When I visited Frankfurt in 2010 I wasn’t familiar with the scope and vision of Goethe’s works. If I was, I would have taken the time to see the house where he was born and worked.
“I cannot tell you how readable the book of nature is becoming for me; my long efforts at deciphering, letter by letter, have helped me; now all of a sudden it is having its effects, and my quiet joy is inexpressible.” Goethe to Charlotte von Stein, 1786
The elements of earth, air, fire and water are woven through Goethe’s writings, including Faust. Thanks to Trinity College, a scholarly article has been written about this very subject titled “Ecocriticism, the Elements, and the Ascent/ Descent into Weather in Goethe’s Faust.” The overarching message relates to human perceptions of nature and attempts to control it. Here is an excerpt: “Faust documents the Mephistophelean belief that because we can shape nature into dykes, as if at whim, that we can also control and divert the more fundamental elements themselves.” The article provides considerable food for thought.
Arguably his most famous work, Faust is a two-part play about a man who sold his soul to the devil. Faust is a scientist who is forced to confront fundamental issues such as good and evil, sexuality and mortality. According to Wikipedia, the work remains a resonant parable on subjects such as scientific learning and religion, passion and seduction and independence and love. It has inspired a great deal of literature, art and music.
Goethe’s writings on nature have also inspired many great thinkers through time, as noted in the introduction. His belief that science and poetry, and science and art, were complementary rather than incompatible still resonates today. Nigel Hoffman provides one intriguing example, with a focus on the artistic stages of Goethe’s science of living form – and the elements.

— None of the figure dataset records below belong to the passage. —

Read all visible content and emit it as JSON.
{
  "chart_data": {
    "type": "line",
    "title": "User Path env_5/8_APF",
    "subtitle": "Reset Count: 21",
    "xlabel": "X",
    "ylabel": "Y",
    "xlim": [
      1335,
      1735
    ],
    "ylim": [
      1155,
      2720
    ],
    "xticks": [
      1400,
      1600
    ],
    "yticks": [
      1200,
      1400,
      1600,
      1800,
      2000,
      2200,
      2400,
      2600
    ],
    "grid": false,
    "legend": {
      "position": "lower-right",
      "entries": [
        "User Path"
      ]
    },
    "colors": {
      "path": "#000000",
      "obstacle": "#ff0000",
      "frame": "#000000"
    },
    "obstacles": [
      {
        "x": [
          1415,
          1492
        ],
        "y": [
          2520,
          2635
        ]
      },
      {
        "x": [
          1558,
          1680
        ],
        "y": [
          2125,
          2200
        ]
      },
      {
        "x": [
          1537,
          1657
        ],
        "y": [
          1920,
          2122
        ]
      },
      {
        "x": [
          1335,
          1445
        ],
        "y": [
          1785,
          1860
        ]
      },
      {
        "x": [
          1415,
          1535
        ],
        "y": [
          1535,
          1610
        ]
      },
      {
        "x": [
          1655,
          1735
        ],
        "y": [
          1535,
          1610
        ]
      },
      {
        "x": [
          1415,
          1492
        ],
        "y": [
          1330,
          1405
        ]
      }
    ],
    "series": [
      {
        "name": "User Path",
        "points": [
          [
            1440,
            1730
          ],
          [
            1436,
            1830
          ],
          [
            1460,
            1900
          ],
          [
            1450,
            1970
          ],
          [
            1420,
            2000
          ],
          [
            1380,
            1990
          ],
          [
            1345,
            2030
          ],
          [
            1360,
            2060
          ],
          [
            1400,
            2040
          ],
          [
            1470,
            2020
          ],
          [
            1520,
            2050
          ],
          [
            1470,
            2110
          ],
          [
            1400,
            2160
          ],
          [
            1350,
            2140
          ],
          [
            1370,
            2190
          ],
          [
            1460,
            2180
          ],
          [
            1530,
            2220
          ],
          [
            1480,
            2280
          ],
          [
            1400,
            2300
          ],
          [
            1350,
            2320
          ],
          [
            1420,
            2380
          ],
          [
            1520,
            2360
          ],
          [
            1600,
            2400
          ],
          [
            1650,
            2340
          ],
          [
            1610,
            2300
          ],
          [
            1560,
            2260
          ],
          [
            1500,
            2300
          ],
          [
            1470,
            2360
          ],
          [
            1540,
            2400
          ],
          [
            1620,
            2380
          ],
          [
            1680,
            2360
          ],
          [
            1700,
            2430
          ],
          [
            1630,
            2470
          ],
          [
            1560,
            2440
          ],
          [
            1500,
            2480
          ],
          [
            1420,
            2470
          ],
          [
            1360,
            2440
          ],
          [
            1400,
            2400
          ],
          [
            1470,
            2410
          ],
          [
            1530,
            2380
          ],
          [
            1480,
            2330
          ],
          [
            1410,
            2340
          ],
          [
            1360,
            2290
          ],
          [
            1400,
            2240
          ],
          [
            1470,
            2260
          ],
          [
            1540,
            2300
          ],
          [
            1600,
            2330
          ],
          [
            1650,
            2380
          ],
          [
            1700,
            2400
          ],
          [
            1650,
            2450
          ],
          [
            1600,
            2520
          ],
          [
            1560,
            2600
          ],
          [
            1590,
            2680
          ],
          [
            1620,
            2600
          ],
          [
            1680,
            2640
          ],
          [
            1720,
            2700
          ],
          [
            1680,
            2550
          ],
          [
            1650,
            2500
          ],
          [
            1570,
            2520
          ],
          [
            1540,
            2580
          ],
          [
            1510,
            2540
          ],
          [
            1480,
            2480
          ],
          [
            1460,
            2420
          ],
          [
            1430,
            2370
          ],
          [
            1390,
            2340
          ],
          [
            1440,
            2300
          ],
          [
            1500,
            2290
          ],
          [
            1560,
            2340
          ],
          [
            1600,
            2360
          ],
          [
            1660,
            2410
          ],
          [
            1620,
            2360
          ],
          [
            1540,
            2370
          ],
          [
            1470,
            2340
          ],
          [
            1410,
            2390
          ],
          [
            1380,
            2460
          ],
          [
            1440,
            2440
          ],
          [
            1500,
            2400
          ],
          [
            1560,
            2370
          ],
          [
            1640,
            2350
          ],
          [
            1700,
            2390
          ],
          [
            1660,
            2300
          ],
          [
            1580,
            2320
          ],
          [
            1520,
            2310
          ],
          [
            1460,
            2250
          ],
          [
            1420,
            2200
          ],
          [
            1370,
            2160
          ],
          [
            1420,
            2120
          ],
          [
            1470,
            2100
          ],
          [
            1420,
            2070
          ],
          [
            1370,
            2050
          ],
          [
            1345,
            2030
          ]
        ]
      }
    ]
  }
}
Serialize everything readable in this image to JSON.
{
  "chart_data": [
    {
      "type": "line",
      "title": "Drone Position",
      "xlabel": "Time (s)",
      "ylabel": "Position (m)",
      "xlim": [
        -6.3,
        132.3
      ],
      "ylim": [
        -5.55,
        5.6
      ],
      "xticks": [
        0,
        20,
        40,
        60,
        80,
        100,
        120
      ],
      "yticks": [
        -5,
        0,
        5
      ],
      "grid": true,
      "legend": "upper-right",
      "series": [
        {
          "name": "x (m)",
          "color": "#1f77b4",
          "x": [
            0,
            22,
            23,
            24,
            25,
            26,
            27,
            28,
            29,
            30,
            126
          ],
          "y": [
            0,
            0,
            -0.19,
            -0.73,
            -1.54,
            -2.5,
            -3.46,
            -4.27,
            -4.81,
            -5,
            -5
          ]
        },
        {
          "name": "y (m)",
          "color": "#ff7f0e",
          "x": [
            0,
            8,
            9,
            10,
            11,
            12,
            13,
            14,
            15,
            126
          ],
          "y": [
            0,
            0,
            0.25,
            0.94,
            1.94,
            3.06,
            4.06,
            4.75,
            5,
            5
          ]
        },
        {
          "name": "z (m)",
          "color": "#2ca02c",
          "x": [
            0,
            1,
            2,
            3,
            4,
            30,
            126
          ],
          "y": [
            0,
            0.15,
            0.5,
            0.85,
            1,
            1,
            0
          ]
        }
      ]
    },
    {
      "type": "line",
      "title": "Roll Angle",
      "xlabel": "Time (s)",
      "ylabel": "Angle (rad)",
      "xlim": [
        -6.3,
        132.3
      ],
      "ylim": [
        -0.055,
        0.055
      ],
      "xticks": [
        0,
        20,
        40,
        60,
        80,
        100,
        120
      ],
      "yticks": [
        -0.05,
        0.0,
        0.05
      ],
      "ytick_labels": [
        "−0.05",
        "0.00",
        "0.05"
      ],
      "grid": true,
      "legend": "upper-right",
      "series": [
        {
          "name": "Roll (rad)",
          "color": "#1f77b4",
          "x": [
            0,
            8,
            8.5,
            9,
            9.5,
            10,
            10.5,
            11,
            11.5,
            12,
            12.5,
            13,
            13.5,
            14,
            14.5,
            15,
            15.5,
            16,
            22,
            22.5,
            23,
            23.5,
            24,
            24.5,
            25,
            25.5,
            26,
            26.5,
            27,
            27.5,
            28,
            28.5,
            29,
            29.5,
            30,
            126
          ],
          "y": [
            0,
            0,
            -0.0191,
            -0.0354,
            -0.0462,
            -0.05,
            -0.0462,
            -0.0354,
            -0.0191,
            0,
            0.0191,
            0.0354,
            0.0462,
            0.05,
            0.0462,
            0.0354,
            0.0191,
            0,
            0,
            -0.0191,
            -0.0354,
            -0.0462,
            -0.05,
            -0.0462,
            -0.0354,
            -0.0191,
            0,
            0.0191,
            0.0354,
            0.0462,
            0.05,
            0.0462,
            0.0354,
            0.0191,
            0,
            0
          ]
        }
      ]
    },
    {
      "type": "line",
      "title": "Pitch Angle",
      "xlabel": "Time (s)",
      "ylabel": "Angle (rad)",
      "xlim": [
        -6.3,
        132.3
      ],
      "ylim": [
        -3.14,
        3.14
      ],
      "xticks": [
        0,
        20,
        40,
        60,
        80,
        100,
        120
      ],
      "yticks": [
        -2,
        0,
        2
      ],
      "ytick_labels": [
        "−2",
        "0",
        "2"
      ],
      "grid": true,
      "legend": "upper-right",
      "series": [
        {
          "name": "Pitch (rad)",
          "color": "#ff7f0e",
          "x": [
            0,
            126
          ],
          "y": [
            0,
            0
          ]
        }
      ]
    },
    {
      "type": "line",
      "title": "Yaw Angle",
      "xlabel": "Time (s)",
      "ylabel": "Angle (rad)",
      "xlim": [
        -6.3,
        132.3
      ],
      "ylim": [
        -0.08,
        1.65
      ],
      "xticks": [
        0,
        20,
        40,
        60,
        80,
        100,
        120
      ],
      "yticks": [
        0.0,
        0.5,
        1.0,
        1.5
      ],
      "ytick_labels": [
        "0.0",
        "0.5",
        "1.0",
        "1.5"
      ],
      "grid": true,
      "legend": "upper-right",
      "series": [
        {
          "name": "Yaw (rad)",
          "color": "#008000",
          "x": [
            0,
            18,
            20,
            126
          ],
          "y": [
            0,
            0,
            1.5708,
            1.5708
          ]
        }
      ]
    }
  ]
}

Nigel Hoffman draws on Goethe’s science of living form to describe four stages of scientific inquiry that correspond to the four elements of Earth, Water, Air and Fire.
Hoffman uses the elements as a way of understanding the different “dispositions of thinking” described by Goethe. Yabby Ponds, a series of waterholes 20 km north of Sydney, Australia is the setting used to undertake a Goethean study of place. Describing the area as a landscape with a starkly elemental quality, Hoffman’s essential purpose is to demonstrate a way of working with the four elements (Earth, Water, Air and Fire) within a methodology based on Goethe’s observations and insights. The result is a fascinating blend of science, art and imagination.

Yabby Ponds, the subject of Nigel Hoffman’s Goethian study of place, is located on the southern edge of Kuringai National Park, 20 km north of Sydney, Australia. Source: Google Maps.
Goethe was prepared to put forward daring ideas even though he concluded that his scientific aspirations lay “entirely outside the intellectual horizon of the time.” He wanted his wide-ranging scientific work to reach beyond a scientific audience and viewed visual images as a significant way to achieve this. Goethe would have been pleased when a fully illustrated version of ‘The Metamorphosis of Plants’ was finally published in 2009 by the Massachusetts Institute of Technology (MIT).

I can understand how Goethe was fascinated by plants. I love studying and taking photos of them, in all of their forms. Recently these Milkweed pods caught my eye.
The MIT book grew out of Gordon Miller’s lifelong fascination with plants and his belief that Goethe’s way of science offers hope for lessening the modern alienation that many have from nature. We can also learn from Goethe’s focus on taking action and persevering, so the last words go to him “Knowing is not enough, we must apply. Willing is not enough, we must do.”
Very interesting piece which helps to illumine the nature of Goethe’s genius.
A genius he was John. The depth and breadth of his ideas and knowledge is awe-inspiring and humbling.